Un nouveau Musée de la Grande Guerre à Meaux, depuis novembre 2011

La Communauté d'Agglomération du Pays de Meaux offre à la France un nouveau musée, future porte d'entrée des parcours de mémoire sur la guerre de 14-18.

Situé au pied du monument américain commémoratif des batailles de la Marne, le Musée de la Grande Guerre, porté depuis 6 ans par Jean-François Coppé, Président de la Communauté d’Agglomération du Pays de Meaux et les élus locaux, présentel’impressionnante collection de 50 000 objets et documents réunis depuis 1960 par Jean-Pierre Verney, un autodidacte spécialiste de la Première Guerre Mondiale, conseiller historique pour le musée.

3000 m2 sont dédiés à l’exposition permanente sur 7000 m2 au total. Expositions temporaires, ateliers, animations et centre de documentation comprenant plus de 6000 ouvrages, sont accessibles au grand public depuis le 11 novembre 2011, date anniversaire de l’armistice. L’architecte Christophe Lab signe la réalisation architecturale de ce « musée d’Histoire et de Société » de la région parisienne, reconnu « Musée de France » en 2007 par le ministère de la Culture.

Les femmes dans la Grande Guerre

Déjà l’objet d’une exposition au musée Bossuet de Meaux, les femmes de la « Der des Der » sont particulièrement mises à l’honneur dans cet espace muséologique, véritable lieu de mémoire.

Dans un pays rural, peu industrialisé en 1914, les femmes tiennent un rôle capital dans la Grande Guerre: toute l’économie est impactée par un conflit qui doit durer quelques semaines mais se soldera par une guerre de 4 ans.

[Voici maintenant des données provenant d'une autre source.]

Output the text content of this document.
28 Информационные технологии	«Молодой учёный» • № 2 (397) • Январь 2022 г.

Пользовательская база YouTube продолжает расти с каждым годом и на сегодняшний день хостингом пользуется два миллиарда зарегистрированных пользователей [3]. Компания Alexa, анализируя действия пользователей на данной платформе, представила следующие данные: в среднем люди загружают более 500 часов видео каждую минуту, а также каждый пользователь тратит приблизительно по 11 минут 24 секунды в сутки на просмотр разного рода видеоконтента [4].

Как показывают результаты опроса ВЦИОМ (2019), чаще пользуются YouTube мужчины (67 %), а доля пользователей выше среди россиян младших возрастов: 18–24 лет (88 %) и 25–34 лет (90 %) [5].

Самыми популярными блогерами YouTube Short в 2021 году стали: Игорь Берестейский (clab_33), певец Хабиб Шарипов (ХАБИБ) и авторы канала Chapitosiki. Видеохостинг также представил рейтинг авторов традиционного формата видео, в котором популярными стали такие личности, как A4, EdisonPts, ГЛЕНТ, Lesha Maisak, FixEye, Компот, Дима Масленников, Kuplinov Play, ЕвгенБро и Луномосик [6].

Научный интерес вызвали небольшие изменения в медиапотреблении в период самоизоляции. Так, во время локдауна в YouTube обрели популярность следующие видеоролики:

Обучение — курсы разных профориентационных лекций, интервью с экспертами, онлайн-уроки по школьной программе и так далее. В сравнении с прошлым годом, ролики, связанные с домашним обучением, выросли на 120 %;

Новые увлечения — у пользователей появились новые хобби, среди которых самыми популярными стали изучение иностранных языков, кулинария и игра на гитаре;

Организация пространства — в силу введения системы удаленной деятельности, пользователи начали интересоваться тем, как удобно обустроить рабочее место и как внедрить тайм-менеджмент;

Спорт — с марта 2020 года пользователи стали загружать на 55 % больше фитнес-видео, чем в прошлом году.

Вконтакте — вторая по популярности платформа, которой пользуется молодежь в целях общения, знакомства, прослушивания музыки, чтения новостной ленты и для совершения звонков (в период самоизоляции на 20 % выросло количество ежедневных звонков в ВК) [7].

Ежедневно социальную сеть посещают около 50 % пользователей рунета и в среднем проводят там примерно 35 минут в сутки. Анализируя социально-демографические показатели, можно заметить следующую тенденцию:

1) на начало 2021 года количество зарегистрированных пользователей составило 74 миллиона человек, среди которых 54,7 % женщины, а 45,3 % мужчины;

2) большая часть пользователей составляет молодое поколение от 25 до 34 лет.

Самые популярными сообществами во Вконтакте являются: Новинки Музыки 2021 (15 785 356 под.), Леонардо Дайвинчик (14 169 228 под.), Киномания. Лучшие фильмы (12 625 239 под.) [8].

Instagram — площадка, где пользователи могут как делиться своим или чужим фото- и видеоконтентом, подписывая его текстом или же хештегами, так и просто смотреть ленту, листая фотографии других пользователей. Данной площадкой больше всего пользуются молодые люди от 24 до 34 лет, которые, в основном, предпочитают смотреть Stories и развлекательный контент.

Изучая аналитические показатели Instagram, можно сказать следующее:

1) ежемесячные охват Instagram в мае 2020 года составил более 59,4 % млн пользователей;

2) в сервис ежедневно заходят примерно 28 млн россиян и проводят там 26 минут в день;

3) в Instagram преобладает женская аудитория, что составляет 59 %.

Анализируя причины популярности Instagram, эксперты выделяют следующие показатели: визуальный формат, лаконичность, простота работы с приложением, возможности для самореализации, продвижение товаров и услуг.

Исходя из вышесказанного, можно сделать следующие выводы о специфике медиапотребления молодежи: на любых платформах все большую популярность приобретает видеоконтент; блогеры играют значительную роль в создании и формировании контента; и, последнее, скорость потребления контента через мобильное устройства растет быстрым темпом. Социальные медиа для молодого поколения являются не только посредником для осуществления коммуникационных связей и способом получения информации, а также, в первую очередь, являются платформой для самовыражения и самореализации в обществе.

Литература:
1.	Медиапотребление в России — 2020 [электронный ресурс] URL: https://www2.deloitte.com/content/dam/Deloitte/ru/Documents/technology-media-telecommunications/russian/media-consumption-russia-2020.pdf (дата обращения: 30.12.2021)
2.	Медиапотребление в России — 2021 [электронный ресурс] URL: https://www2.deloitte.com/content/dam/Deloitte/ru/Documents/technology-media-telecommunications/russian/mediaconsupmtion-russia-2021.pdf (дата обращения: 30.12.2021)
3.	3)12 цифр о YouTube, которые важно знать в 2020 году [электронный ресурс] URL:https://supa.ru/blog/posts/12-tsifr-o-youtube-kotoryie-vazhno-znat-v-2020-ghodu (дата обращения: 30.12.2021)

Les hommes partis au front en masse, les femmes doivent gérer leur absence en palliant les manques, notamment dans l’industrie : 450 000 ouvrières sont appelées et travaillent 10 heures pour un salaire d’environ 6 francs par jour, alors qu’un ouvrier peut gagner jusqu’à 10 francs de l’heure. Couturières, boulangères, agricultrices… tous les corps de métier sont sollicités pour participer à l’effort de guerre.

Des documents d’archives présentent aussi l’histoire des femmes engagées en résistance, cachant des prisonniers évadés, favorisant et organisant des fuites vers l’étranger, payant souvent de leur vie leurs actes de bravoure. Un volet spécial sera consacré à Mata-Hari, fusillée pour espionnage.

700 000 veuves de guerre, 650 000 orphelins… la Grande Guerre, terriblement meurtrière, aura des conséquences tragiques: pour être reconnue veuve de guerre il faut avoir été mariée, il faut aussi que le soldat mort au combat soit reconnu officiellement disparu par un Etat pauvre, qui mettra des années à accorder des pensions. Beaucoup de femmes resteront leur vie entière dans le souvenir de leurs défunts. 200 000 Français ne seront jamais retrouvés.

Des objets civils et militaires par milliers

Après la traversée d’un bois de cèdre, le grand public découvre des images projetées au sol de la guerre de 14-18. L’espace muséologique de 3000 m2 propose de redécouvrir l’histoire du conflit: situation géopolitique avant-guerre, conditionnement scolaire pour faire de l’enfant un bon soldat, mobilisation, première bataille de la Marne, mouvements de troupes, reconstitution des tranchées, vie des Poilus au quotidien, no man’s land…

Dans les salles thématiques, les innovations technologiques, chars, gaz… des images d’archives évoquant la dureté des combats et la vie dans les tranchées. Dans la nef principale, les uniformes complets des batailles de la Marne de 1914 et 1918, des avions Blériot XI et Spad XIII, un taxi de la Marne… partout, des objets à toucher, journaux, photographies, affiches, cartes postales, tableaux…des ambiances sonores et olfactives.

Un film résume les multiples conséquences de la guerre en fin de visite. Des objets archéologiques intégrés dans le sol rappellent l’impact de la Grande Guerre et ses traces dans la vie d’aujourd’hui.

Le musée a été inauguré le 11 novembre 2011, en présence de Nicolas Sarkozy.